L’écrivain Romain Rolland, dans sa correspondance avec Stefan Zweig, exprimait avec raison ses craintes devant la montée des nationalismes avant la Grande Guerre de 1914-1918. Les bras lui en sont tombés quand il a vu les jeunes Français monter dans les trains la fleur au fusil, armés de cette insouciance tragique des soldats qui n’ont jamais connu la bataille. Quatre ans après, on lisait partout « plus jamais ça ». Plus jamais ça.
Emmnanuel Macron se rêvait Roi de Cœur, ou peut-être As de Pique. Il n’a été et ne restera, quand tout sera fini et que nos regards se tourneront plus au nord, vers la Suède, que valet de trèfle d’un jeu de cartes multicolore où toutes les couleurs se valent sauf deux : le jaune et bleu d’une nation courageuse, prévoyante, modeste et industrieuse dont le grand mérite n’aura pas été de choisir la meilleure option, mais d’avoir choisi une option sans s’aplatir, comme la France en 2003, devant la loi martiale du jugement supranational.
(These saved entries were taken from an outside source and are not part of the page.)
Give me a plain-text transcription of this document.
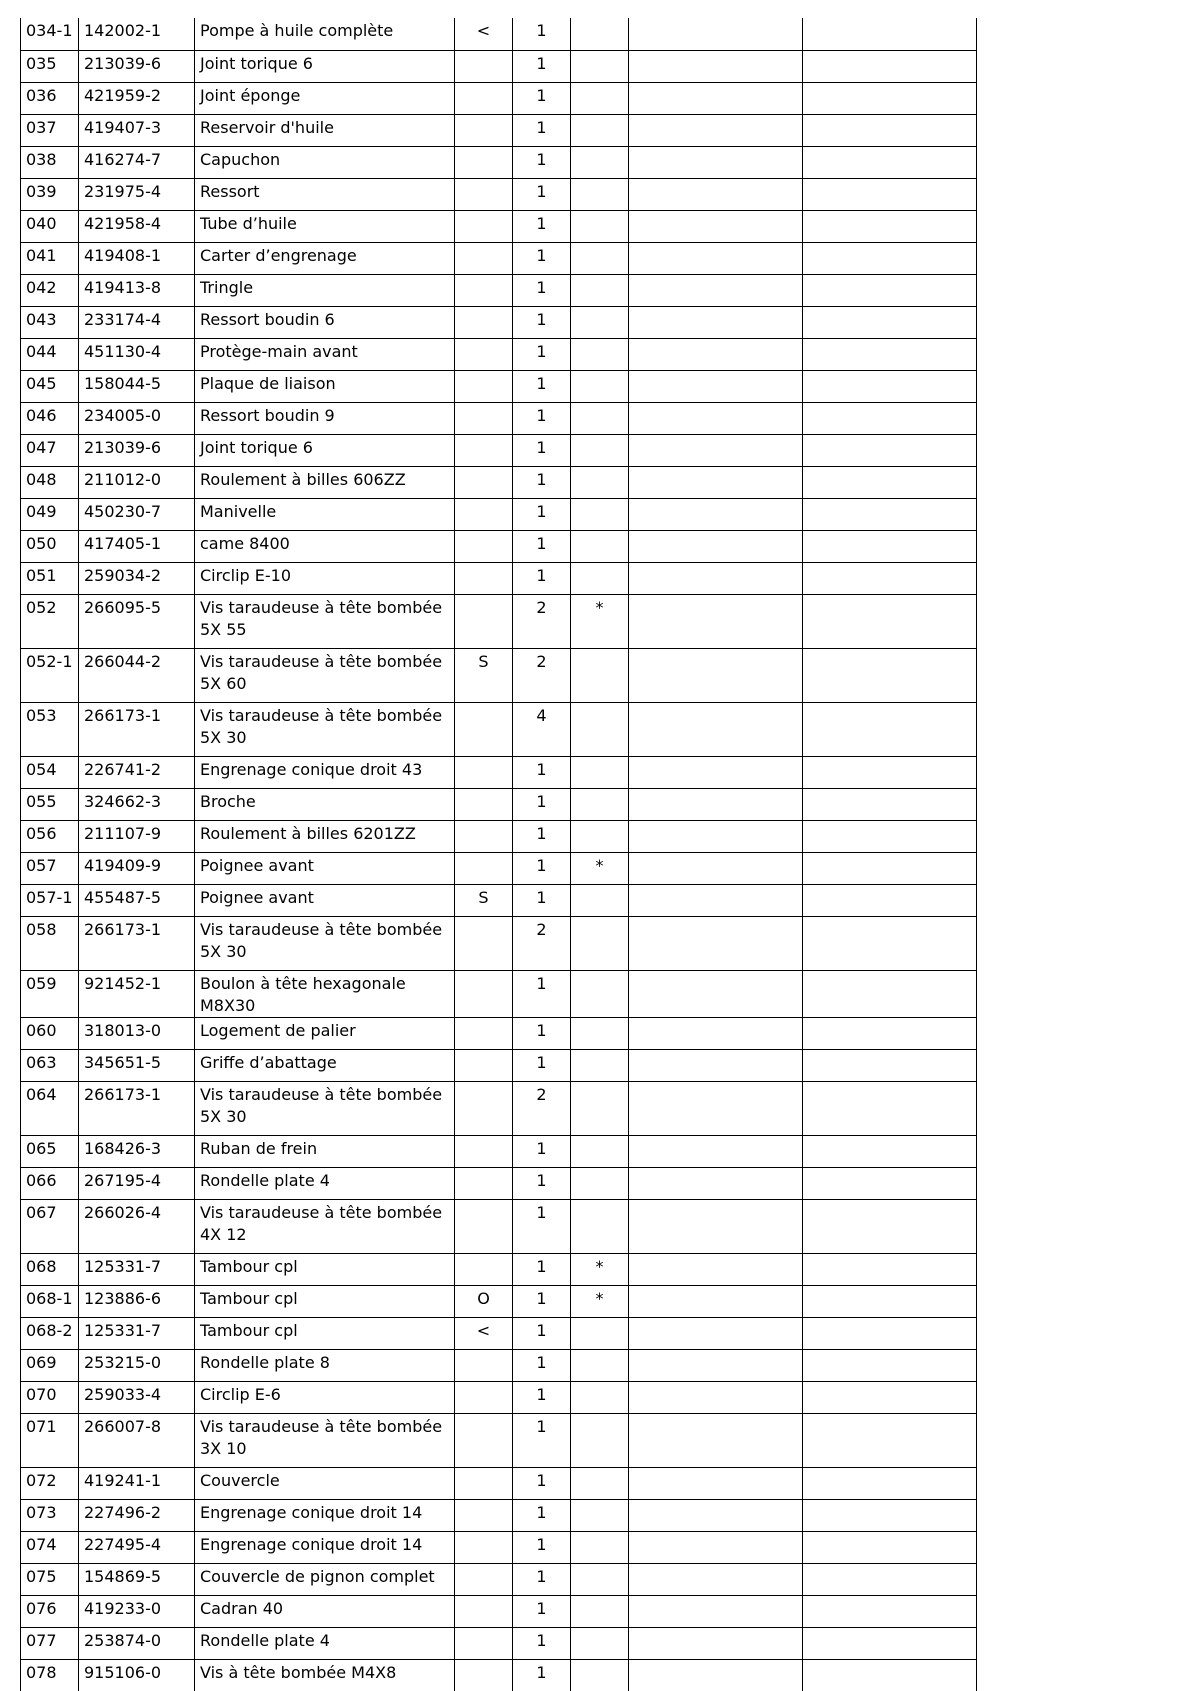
034-1	142002-1	Pompe à huile complète	<	1			
035	213039-6	Joint torique 6		1			
036	421959-2	Joint éponge		1			
037	419407-3	Reservoir d'huile		1			
038	416274-7	Capuchon		1			
039	231975-4	Ressort		1			
040	421958-4	Tube d’huile		1			
041	419408-1	Carter d’engrenage		1			
042	419413-8	Tringle		1			
043	233174-4	Ressort boudin 6		1			
044	451130-4	Protège-main avant		1			
045	158044-5	Plaque de liaison		1			
046	234005-0	Ressort boudin 9		1			
047	213039-6	Joint torique 6		1			
048	211012-0	Roulement à billes 606ZZ		1			
049	450230-7	Manivelle		1			
050	417405-1	came 8400		1			
051	259034-2	Circlip E-10		1			
052	266095-5	Vis taraudeuse à tête bombée 5X 55		2	*		
052-1	266044-2	Vis taraudeuse à tête bombée 5X 60	S	2			
053	266173-1	Vis taraudeuse à tête bombée 5X 30		4			
054	226741-2	Engrenage conique droit 43		1			
055	324662-3	Broche		1			
056	211107-9	Roulement à billes 6201ZZ		1			
057	419409-9	Poignee avant		1	*		
057-1	455487-5	Poignee avant	S	1			
058	266173-1	Vis taraudeuse à tête bombée 5X 30		2			
059	921452-1	Boulon à tête hexagonale M8X30		1			
060	318013-0	Logement de palier		1			
063	345651-5	Griffe d’abattage		1			
064	266173-1	Vis taraudeuse à tête bombée 5X 30		2			
065	168426-3	Ruban de frein		1			
066	267195-4	Rondelle plate 4		1			
067	266026-4	Vis taraudeuse à tête bombée 4X 12		1			
068	125331-7	Tambour cpl		1	*		
068-1	123886-6	Tambour cpl	O	1	*		
068-2	125331-7	Tambour cpl	<	1			
069	253215-0	Rondelle plate 8		1			
070	259033-4	Circlip E-6		1			
071	266007-8	Vis taraudeuse à tête bombée 3X 10		1			
072	419241-1	Couvercle		1			
073	227496-2	Engrenage conique droit 14		1			
074	227495-4	Engrenage conique droit 14		1			
075	154869-5	Couvercle de pignon complet		1			
076	419233-0	Cadran 40		1			
077	253874-0	Rondelle plate 4		1			
078	915106-0	Vis à tête bombée M4X8		1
Tout le monde a eu tort en 1914. Tout le monde aura eu tort à l’automne 2020.
Car que restera-t-il de tout ça ? Des courbes comparatives de contaminations et de mortalité entre les différentes provinces du monde ? Des procès, chiffres et statistiques à l’appui, faits à nos gouvernants et à nos virologues ? Des « on en a sauvé mille de plus » contre des « oui mais vous comptez pas comme nous » ? Les « nous, on a testé tout le monde » contre les « oui mais nous, on a tous mis des masques » ? En partie, bien sûr, mais en partie seulement.
Il nous restera surtout, en France, le souvenir traumatisant d’une Nation déchirée face à un ennemi unique. D’une France divisée de haut en bas incapable, à nouveau, de s’imaginer un avenir commun faute d’un grand capitaine et d’un navire solide. Il nous restera l’incompréhension, la tristesse d’avoir été témoins et complices d’une déroute sanitaire et civique dont personne n’imaginait, il y a encore deux mois, qu’elle pouvait trouver en France le terrain de jeu idéal pour accomplir ses méfaits. Il nous restera le souvenir des patrouilles policières, des débats sur le tracking, des couvre-feux et des hésitations au moment d’entrer dans un magasin ou de prendre l’ascenseur avec son voisin.
Il nous restera à lire, parmi tant d’autres livres, magazines et revues, des extraits de cet entretien de Strategika avec Lucien Cerise, dont celui-ci :
« Il faut désormais se méfier de chaque personne dans la rue, ainsi que de soi-même, mais en revanche il est interdit de se méfier du pouvoir, il est même obligatoire de lui faire confiance, ainsi qu’à sa parole, même quand elle accumule les contradictions et les mensonges flagrants. (…) La nature humaine est en cours de modification au prétexte d’une crise largement gonflée par la bulle médiatique virtuelle, c’est-à-dire une vaste dramaturgie à laquelle nous sommes sommés d’adhérer aveuglement en dépit de ses incohérences évidentes, principe de la double pensée orwellienne dans 1984. »
Il nous restera à croire, à espérer même, qu’on n’est pas passé loin mais que plus jamais ça.